Pumpkin Gateau with Caramel and Brandy Sauce
|Oil||1⁄2 Cup (8 tbs)|
|Pureed yellow pumpkin||1 Cup (16 tbs)|
|Flour||1 Cup (16 tbs), sifted|
|Powdered cinnamon||3⁄4 Teaspoon|
|Nutmeg||1⁄2 Teaspoon, freshly grated|
|Star anise||1 Teaspoon, powdered|
|Sodium bicarbonate||1 Teaspoon|
|Castor sugar||1 Cup (16 tbs)|
|Brandy sauce||1 Cup (16 tbs)|
|Castor sugar||3⁄4 Cup (12 tbs)|
|Thick cream||1 Cup (16 tbs) (With A Pinch Of Sodium Bicarbonate)|
1. Preheat oven to 380 degree F
2. Grease a cake tin with oil and line it with butter paper.
3. Take a bowl and beat eggs till well blended.
4. Slowly beat in oil and pureed pumpkin and set aside.
5. In a large bowl sieve flour, spice powders, salt and sodium bicarbonate and mix in sugar.
6. Gradually add pumpkin mixture and mix well with a metal spoon.
7. Spoon batter into prepared cake tin and gently tap tin on the table to spread batter evenly and settle air bubbles.

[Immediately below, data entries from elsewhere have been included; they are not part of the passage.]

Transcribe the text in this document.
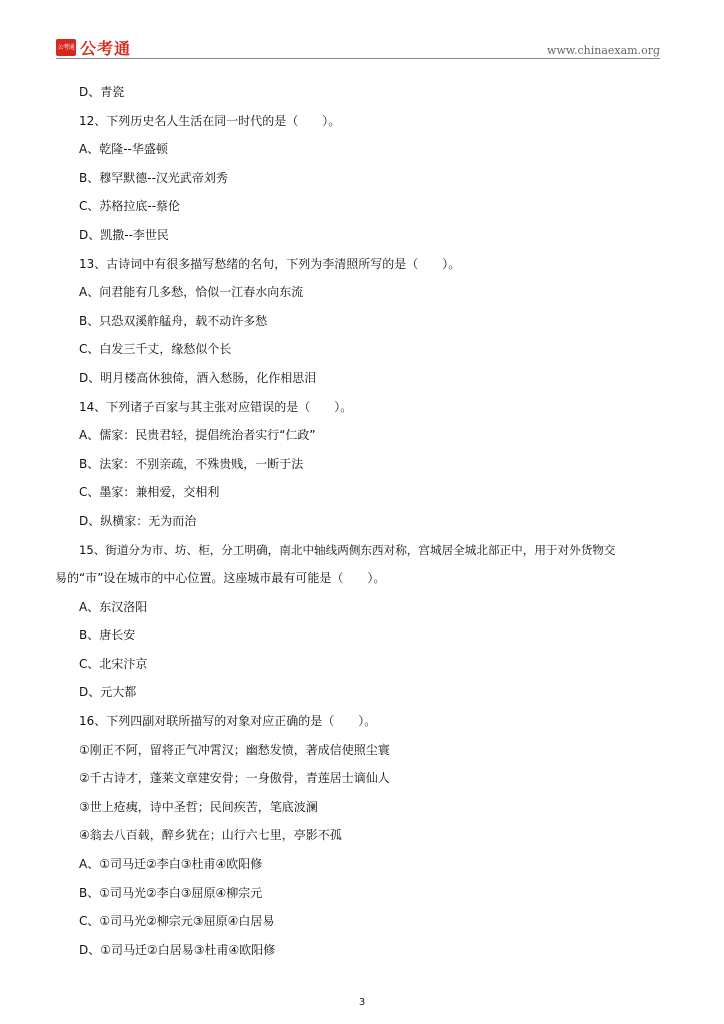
公考通 公考通	www.chinaexam.org
D、青瓷
12、下列历史名人生活在同一时代的是（　　）。
A、乾隆--华盛顿
B、穆罕默德--汉光武帝刘秀
C、苏格拉底--蔡伦
D、凯撒--李世民
13、古诗词中有很多描写愁绪的名句，下列为李清照所写的是（　　）。
A、问君能有几多愁，恰似一江春水向东流
B、只恐双溪舴艋舟，载不动许多愁
C、白发三千丈，缘愁似个长
D、明月楼高休独倚，酒入愁肠，化作相思泪
14、下列诸子百家与其主张对应错误的是（　　）。
A、儒家：民贵君轻，提倡统治者实行“仁政”
B、法家：不别亲疏，不殊贵贱，一断于法
C、墨家：兼相爱，交相利
D、纵横家：无为而治
15、街道分为市、坊、柜，分工明确，南北中轴线两侧东西对称，宫城居全城北部正中，用于对外货物交
易的“市”设在城市的中心位置。这座城市最有可能是（　　）。
A、东汉洛阳
B、唐长安
C、北宋汴京
D、元大都
16、下列四副对联所描写的对象对应正确的是（　　）。
①刚正不阿，留将正气冲霄汉；幽愁发愤，著成信使照尘寰
②千古诗才，蓬莱文章建安骨；一身傲骨，青莲居士谪仙人
③世上疮痍，诗中圣哲；民间疾苦，笔底波澜
④翁去八百载，醉乡犹在；山行六七里，亭影不孤
A、①司马迁②李白③杜甫④欧阳修
B、①司马光②李白③屈原④柳宗元
C、①司马光②柳宗元③屈原④白居易
D、①司马迁②白居易③杜甫④欧阳修
3
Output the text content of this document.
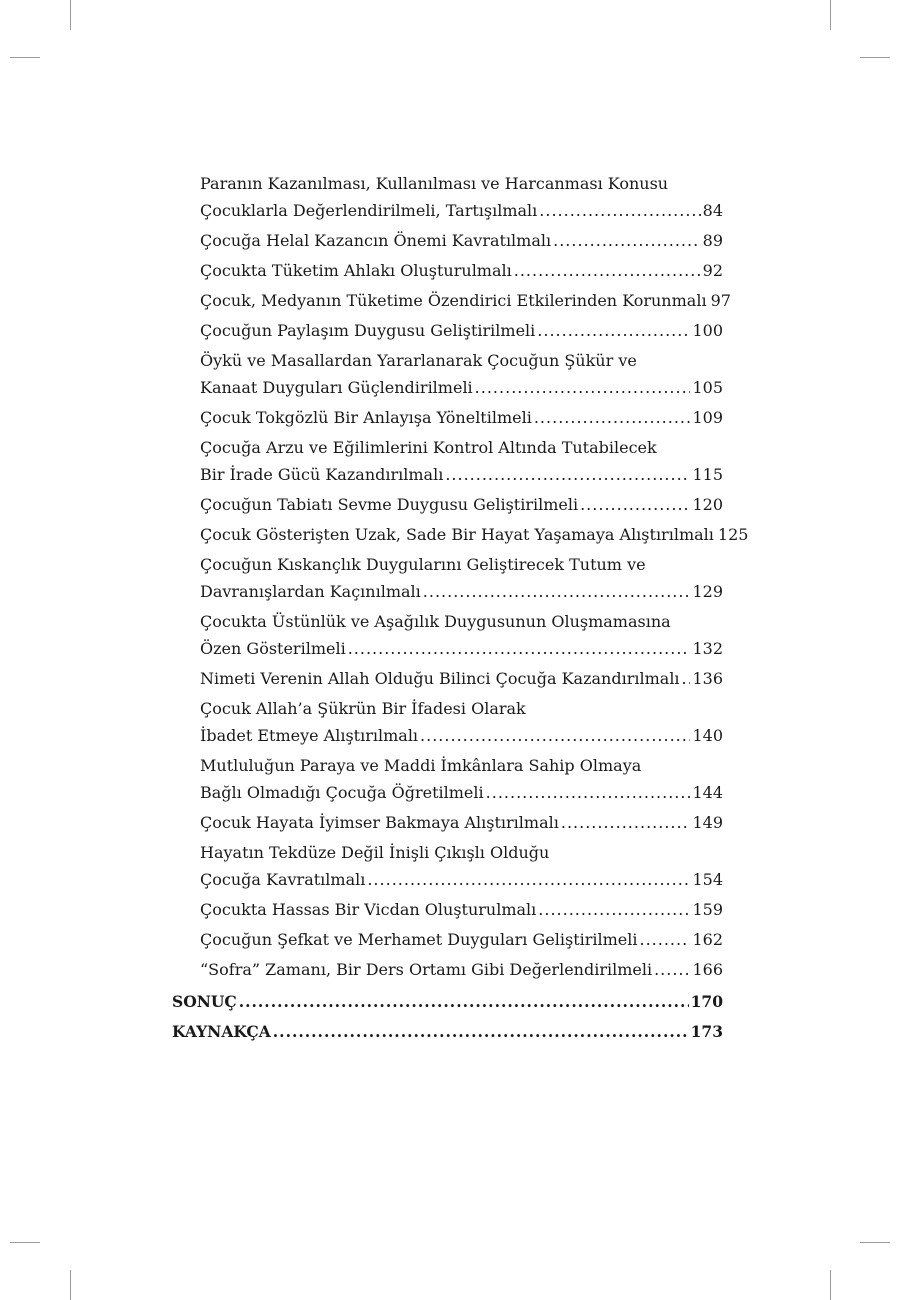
Paranın Kazanılması, Kullanılması ve Harcanması Konusu
Çocuklarla Değerlendirilmeli, Tartışılmalı .....	84
Çocuğa Helal Kazancın Önemi Kavratılmalı .....	89
Çocukta Tüketim Ahlakı Oluşturulmalı .....	92
Çocuk, Medyanın Tüketime Özendirici Etkilerinden Korunmalı 97
Çocuğun Paylaşım Duygusu Geliştirilmeli .....	100
Öykü ve Masallardan Yararlanarak Çocuğun Şükür ve
Kanaat Duyguları Güçlendirilmeli .....	105
Çocuk Tokgözlü Bir Anlayışa Yöneltilmeli .....	109
Çocuğa Arzu ve Eğilimlerini Kontrol Altında Tutabilecek
Bir İrade Gücü Kazandırılmalı .....	115
Çocuğun Tabiatı Sevme Duygusu Geliştirilmeli .....	120
Çocuk Gösterişten Uzak, Sade Bir Hayat Yaşamaya Alıştırılmalı 125
Çocuğun Kıskançlık Duygularını Geliştirecek Tutum ve
Davranışlardan Kaçınılmalı .....	129
Çocukta Üstünlük ve Aşağılık Duygusunun Oluşmamasına
Özen Gösterilmeli .....	132
Nimeti Verenin Allah Olduğu Bilinci Çocuğa Kazandırılmalı ..... 136
Çocuk Allah’a Şükrün Bir İfadesi Olarak
İbadet Etmeye Alıştırılmalı .....	140
Mutluluğun Paraya ve Maddi İmkânlara Sahip Olmaya
Bağlı Olmadığı Çocuğa Öğretilmeli .....	144
Çocuk Hayata İyimser Bakmaya Alıştırılmalı .....	149
Hayatın Tekdüze Değil İnişli Çıkışlı Olduğu
Çocuğa Kavratılmalı .....	154
Çocukta Hassas Bir Vicdan Oluşturulmalı .....	159
Çocuğun Şefkat ve Merhamet Duyguları Geliştirilmeli .....	162
“Sofra” Zamanı, Bir Ders Ortamı Gibi Değerlendirilmeli .....	166
SONUÇ .....	170
KAYNAKÇA .....	173
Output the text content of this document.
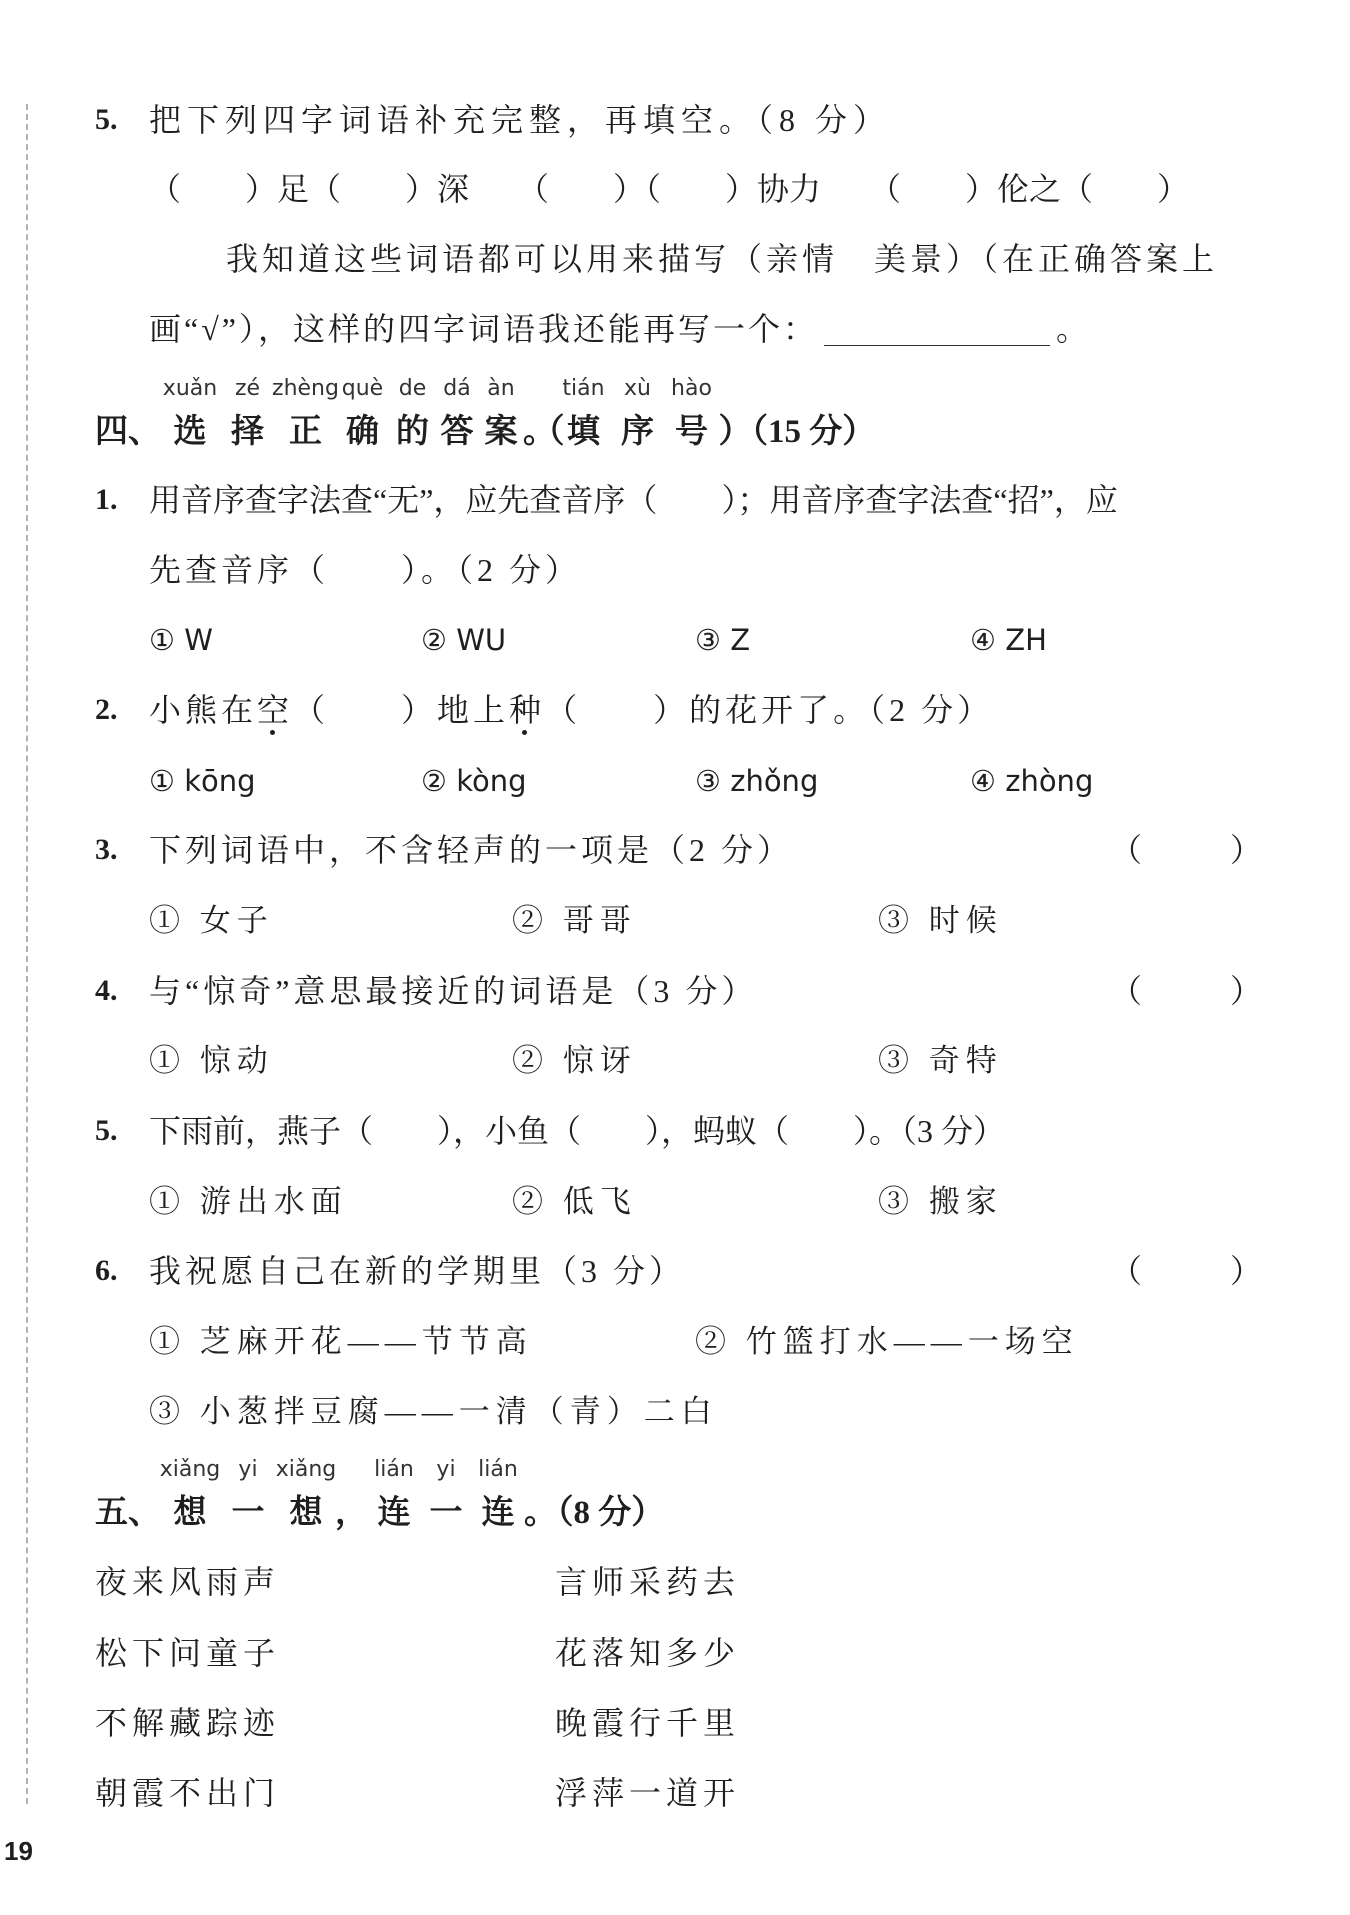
5. 把下列四字词语补充完整，再填空。（8 分）
（　　）足（　　）深　　（　　）（　　）协力　　（　　）伦之（　　）
我知道这些词语都可以用来描写（亲情　美景）（在正确答案上
画“√”），这样的四字词语我还能再写一个：	。
四、
xuǎn
选
zé
择
zhèng
正
què
确
de
的
dá
答
àn
案 。（
tián
填
xù
序
hào
号 ）（15 分）
1. 用音序查字法查“无”，应先查音序（　　）；用音序查字法查“招”，应
先查音序（　　）。（2 分）
① W	② WU	③ Z	④ ZH
2. 小熊在空
（　　）地上种
（　　）的花开了。（2 分）
① kōng	② kòng	③ zhǒng	④ zhòng
3. 下列词语中，不含轻声的一项是（2 分）	（　　）
① 女子	② 哥哥	③ 时候
4. 与“惊奇”意思最接近的词语是（3 分）	（　　）
① 惊动	② 惊讶	③ 奇特
5. 下雨前，燕子（　　），小鱼（　　），蚂蚁（　　）。（3 分）
① 游出水面	② 低飞	③ 搬家
6. 我祝愿自己在新的学期里（3 分）	（　　）
① 芝麻开花——节节高	② 竹篮打水——一场空
③ 小葱拌豆腐——一清（青）二白
五、
xiǎng
想
yi
一
xiǎng
想 ，
lián
连
yi
一
lián
连 。（8 分）
夜来风雨声	言师采药去
松下问童子	花落知多少
不解藏踪迹	晚霞行千里
朝霞不出门	浮萍一道开
19
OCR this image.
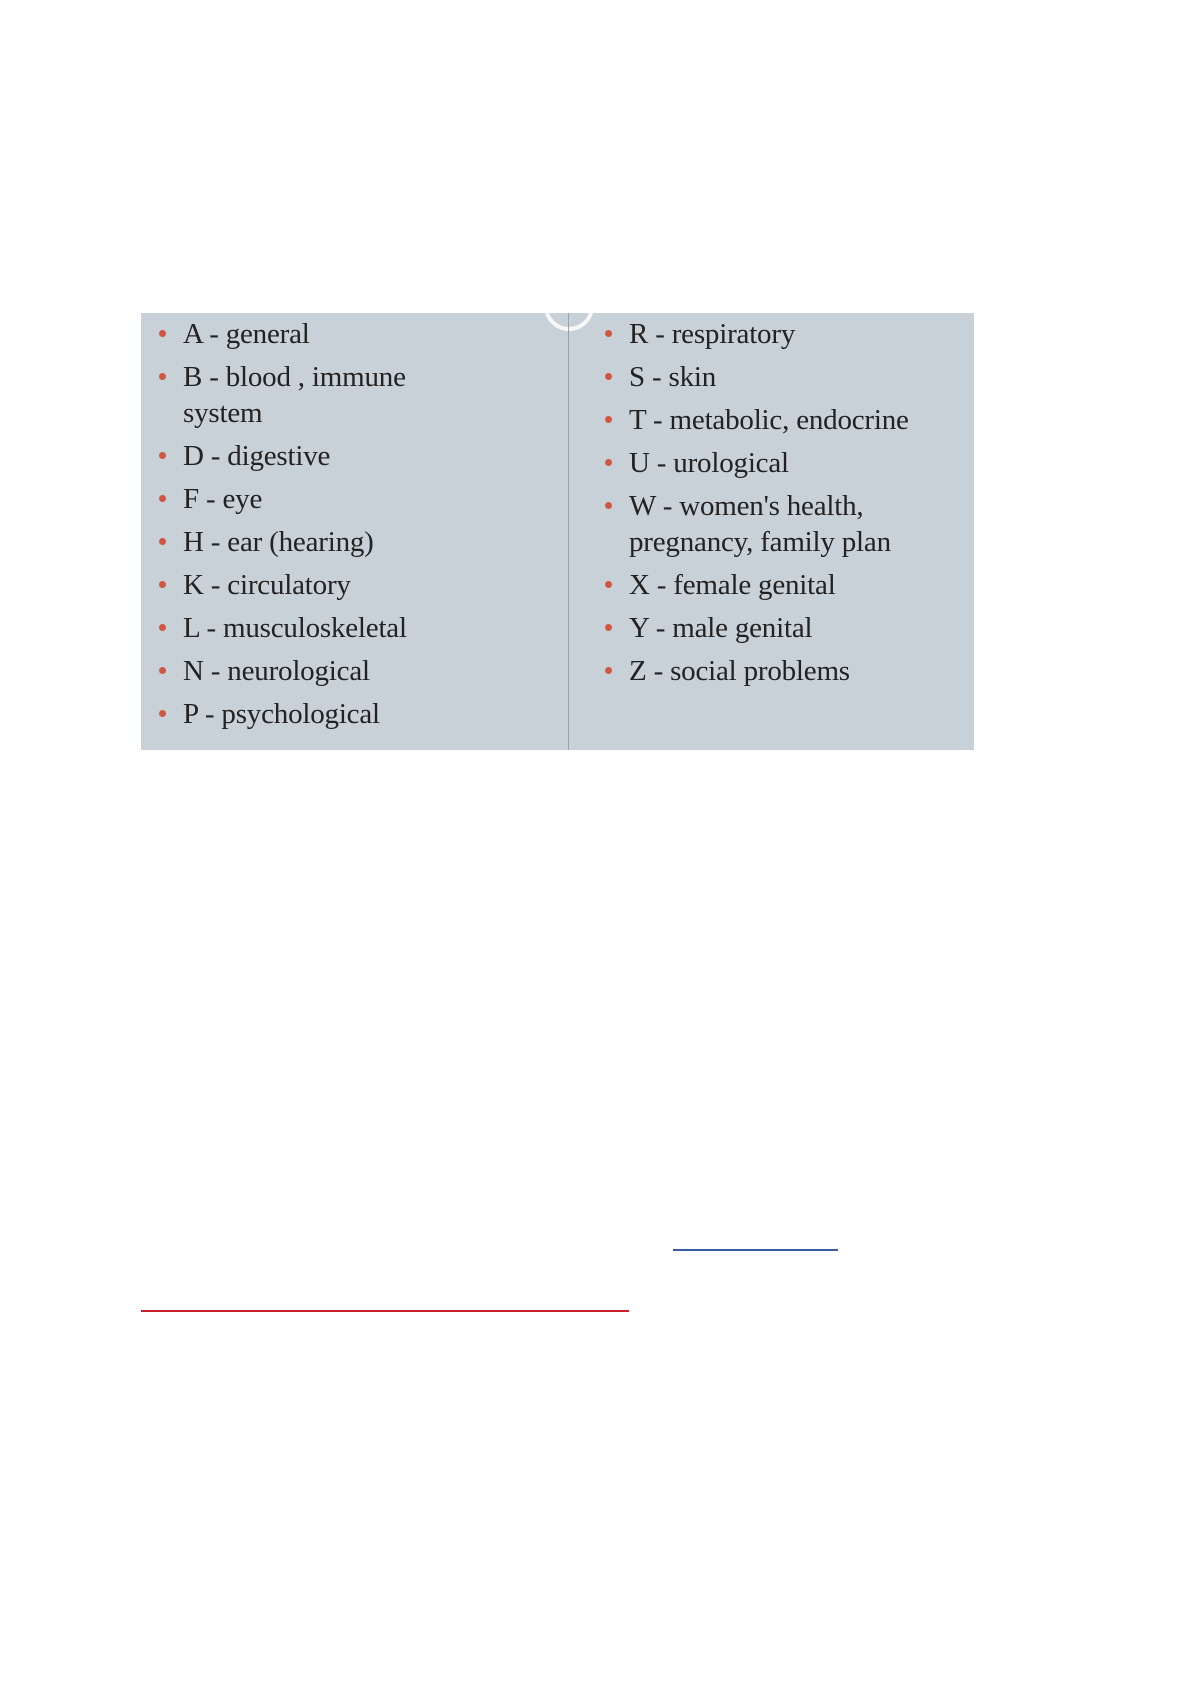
A - general
B - blood , immune system
D - digestive
F - eye
H - ear (hearing)
K - circulatory
L - musculoskeletal
N - neurological
P - psychological
R - respiratory
S - skin
T - metabolic, endocrine
U - urological
W - women's health, pregnancy, family plan
X - female genital
Y - male genital
Z - social problems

8. Bake in preheated oven for about 45 minutes, till skewer comes out clean
9. Remove cake from oven and let it cool in the tin for about 5 minutes.
10. Turn out cake and place on a wire rack to cool completely.
11. Combine sugar, water and brandy in a saucepan an heat over low heat, stirring till sugar dissolves.
12. Continue boiling, without stirring till syrup turns to caramel and is thick.
13. Remove pan from heat and stir in cream.
14. Pour the sauce over the cake and serve sliced into pieces.